Tokyo’s Aoyama University students, concerned that this year’s third-year high school students will be at a disadvantage in the college entrance exams (textbooks, drills, and even cram schools have been washed away), are boxing up study supplies to send to Tohoku. A nightly news special showed the well-dressed students (Aoyama students are VERY well-dressed) painstakingly erasing their own pencilled answers from used drill books, and hand-writing encouraging notes (“Don’t give up! Go to college!”) to send along to  the Tohoku students. Personally, I think it would be a wonderful thing to give all Tohoku third-year high school students an extra year to sort out their lives before going through the grueling process of college entrance examinations, but that does not seem likely.

There are, of course, more heartwarming stories, and more heartbreaking ones as well.
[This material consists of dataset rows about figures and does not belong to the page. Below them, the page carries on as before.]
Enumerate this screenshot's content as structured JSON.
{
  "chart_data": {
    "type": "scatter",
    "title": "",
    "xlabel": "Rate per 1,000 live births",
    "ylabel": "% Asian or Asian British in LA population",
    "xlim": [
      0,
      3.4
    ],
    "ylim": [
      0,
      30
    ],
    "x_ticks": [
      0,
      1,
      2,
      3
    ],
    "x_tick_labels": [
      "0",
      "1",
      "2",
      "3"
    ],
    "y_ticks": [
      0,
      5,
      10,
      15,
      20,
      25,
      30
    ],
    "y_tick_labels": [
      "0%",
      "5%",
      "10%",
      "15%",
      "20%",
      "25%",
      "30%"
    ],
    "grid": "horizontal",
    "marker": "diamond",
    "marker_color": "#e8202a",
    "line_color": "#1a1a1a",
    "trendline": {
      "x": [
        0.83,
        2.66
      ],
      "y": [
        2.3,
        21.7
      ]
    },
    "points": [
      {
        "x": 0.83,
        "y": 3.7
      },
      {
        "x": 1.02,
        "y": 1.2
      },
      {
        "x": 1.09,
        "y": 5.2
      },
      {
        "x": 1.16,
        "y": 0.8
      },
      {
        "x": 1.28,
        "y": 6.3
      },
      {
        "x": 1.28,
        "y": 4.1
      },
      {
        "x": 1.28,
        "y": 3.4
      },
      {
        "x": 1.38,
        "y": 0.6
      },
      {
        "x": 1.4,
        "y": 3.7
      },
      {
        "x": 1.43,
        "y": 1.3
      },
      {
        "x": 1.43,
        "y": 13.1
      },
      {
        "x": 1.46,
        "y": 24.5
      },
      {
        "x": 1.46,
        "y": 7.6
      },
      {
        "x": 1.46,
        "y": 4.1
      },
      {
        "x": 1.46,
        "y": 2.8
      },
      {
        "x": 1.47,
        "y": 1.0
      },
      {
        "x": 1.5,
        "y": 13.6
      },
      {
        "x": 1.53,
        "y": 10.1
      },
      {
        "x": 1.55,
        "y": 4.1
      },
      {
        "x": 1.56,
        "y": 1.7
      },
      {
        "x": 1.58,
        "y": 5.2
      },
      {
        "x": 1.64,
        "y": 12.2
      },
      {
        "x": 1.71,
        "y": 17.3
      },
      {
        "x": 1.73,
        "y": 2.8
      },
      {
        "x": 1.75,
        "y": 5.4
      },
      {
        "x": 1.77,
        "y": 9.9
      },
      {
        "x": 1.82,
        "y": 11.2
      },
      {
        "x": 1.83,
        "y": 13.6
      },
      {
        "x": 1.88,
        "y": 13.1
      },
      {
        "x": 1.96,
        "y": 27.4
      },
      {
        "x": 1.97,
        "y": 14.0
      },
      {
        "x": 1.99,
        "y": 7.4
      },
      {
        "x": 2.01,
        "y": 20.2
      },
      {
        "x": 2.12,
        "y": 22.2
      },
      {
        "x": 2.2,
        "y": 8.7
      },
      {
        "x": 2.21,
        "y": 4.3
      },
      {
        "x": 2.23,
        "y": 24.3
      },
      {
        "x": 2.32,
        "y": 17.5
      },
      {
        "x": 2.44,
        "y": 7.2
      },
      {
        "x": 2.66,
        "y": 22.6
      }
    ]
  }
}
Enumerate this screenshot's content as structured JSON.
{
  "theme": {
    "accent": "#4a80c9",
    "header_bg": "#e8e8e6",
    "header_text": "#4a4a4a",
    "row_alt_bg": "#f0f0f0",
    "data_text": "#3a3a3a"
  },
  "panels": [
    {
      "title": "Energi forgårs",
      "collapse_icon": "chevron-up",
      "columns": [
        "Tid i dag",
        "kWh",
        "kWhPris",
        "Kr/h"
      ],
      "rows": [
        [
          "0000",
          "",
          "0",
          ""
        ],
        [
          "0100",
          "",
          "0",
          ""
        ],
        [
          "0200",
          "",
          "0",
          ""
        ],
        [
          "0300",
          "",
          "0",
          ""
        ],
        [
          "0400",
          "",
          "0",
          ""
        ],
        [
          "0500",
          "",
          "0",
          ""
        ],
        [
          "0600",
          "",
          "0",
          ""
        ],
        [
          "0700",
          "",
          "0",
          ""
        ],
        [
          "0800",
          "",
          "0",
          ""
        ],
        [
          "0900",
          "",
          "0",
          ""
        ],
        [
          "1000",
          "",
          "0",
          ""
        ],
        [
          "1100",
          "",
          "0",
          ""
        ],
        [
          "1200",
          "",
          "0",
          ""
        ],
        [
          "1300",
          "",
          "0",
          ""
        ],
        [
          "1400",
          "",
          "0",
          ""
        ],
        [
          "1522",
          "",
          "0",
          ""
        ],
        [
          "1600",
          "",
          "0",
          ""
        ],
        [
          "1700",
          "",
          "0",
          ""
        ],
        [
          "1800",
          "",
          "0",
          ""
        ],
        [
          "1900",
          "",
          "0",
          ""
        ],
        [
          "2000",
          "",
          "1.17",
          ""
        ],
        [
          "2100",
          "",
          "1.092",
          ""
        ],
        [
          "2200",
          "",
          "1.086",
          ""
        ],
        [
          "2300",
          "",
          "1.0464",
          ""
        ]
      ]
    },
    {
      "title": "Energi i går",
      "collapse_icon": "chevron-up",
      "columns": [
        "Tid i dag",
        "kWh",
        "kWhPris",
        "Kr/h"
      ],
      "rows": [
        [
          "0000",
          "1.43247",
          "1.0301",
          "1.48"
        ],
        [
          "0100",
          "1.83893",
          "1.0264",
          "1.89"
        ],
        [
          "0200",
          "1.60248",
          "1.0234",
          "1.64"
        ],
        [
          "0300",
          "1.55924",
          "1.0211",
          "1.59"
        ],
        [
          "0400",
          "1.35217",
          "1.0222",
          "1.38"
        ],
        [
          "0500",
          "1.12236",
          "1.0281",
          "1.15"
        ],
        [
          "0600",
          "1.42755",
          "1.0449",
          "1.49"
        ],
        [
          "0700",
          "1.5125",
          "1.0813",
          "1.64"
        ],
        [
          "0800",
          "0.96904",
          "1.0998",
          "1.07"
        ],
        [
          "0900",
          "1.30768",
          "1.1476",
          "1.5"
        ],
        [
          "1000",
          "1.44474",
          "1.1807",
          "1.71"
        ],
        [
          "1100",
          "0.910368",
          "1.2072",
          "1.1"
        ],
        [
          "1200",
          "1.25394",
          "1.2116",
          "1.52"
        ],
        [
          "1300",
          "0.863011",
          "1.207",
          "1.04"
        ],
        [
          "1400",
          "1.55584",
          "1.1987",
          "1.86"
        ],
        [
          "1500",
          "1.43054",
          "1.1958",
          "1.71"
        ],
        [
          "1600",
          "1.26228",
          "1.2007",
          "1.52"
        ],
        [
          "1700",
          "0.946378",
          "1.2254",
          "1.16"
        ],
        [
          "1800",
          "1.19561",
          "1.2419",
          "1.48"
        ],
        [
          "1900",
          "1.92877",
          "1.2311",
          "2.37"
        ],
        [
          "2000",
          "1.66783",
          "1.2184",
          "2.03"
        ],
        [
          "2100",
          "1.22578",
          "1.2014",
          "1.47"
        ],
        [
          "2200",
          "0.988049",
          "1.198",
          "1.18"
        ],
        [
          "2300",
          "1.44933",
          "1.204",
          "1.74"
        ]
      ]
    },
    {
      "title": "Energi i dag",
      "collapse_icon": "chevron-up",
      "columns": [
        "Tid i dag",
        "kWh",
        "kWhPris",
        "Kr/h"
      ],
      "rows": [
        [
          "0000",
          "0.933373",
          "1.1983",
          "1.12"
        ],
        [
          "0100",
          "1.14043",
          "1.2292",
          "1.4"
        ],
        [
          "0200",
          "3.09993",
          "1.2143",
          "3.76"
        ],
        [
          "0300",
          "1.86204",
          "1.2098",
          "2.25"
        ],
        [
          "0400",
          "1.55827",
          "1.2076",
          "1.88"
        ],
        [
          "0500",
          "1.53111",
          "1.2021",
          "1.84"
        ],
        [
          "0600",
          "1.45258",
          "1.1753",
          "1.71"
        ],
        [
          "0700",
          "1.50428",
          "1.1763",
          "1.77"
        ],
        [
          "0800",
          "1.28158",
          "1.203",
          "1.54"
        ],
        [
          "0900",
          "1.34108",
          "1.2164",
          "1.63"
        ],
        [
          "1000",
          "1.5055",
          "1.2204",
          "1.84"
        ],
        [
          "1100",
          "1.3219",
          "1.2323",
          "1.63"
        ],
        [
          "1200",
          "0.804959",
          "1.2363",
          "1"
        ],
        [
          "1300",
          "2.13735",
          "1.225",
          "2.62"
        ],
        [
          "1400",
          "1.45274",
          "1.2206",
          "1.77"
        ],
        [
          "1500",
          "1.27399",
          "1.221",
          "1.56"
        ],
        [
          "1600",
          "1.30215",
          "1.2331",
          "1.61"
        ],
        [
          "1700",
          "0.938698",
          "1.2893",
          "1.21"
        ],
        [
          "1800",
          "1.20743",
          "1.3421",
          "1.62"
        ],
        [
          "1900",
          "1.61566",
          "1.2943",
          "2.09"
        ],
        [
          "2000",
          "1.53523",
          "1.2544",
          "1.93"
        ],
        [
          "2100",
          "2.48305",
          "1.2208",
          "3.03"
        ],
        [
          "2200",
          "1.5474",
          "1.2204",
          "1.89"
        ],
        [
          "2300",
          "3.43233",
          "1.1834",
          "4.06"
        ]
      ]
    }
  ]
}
We have yet to hear the next chapter of the Fukushima farmers, their long-suffering livestock, and their unsold produce. I’m sure that next week will bring new developments, so stay tuned.

4 thoughts on “Guess What’s Radioactive Now?? ….and other tales.

  1. The breast feeding mothers’ situation is too haunting to contemplate.

    It’s sad that the pottery shards were not used because of legal issues. It seems that a large, public mosaic would have been a fitting solution to the problem of profiteering as well as a fitting monument to rebuilding from the remnants.

    • Yes, Sandra, as far as I’m concerned, the potters missed their chance. They could’ve put their community on the map, and worked through some of their personal issues as well.

  2. This is a beautiful blog site, Ruthie. I mean, just beautiful. And I really enjoyed reading this. If enjoyed is the right way to describe it. Thank you for putting so much time and effort into spreading the news. I hadn’t heard about the pottery shards and the conflict over their use as a memorial, and I’m not really sure what to think of such pettiness, but it is one of those stories that makes the tragedy so human–even in the face of such disaster, there are personal and petty conflicts.

    As soon as the disaster happened, Tim and I were talking about how the rebuilding should make the whole devastated region a green zone, not only with solar power but also with green materials, rezoning, etc. It was really promising to read about that in your post, and I hope so much that it really does come to pass.

    • Linda, I really hope the solar panel project happens, and it just may, since Japan is a country that really does things large-scale, across-the-board. Sometimes that’s a bad thing, but in this case, it could revolutionize the whole system and boost the economy as well. I’ll make sure to follow up. I appreciate your taking the time to read; I value your opinion, so please, comment away.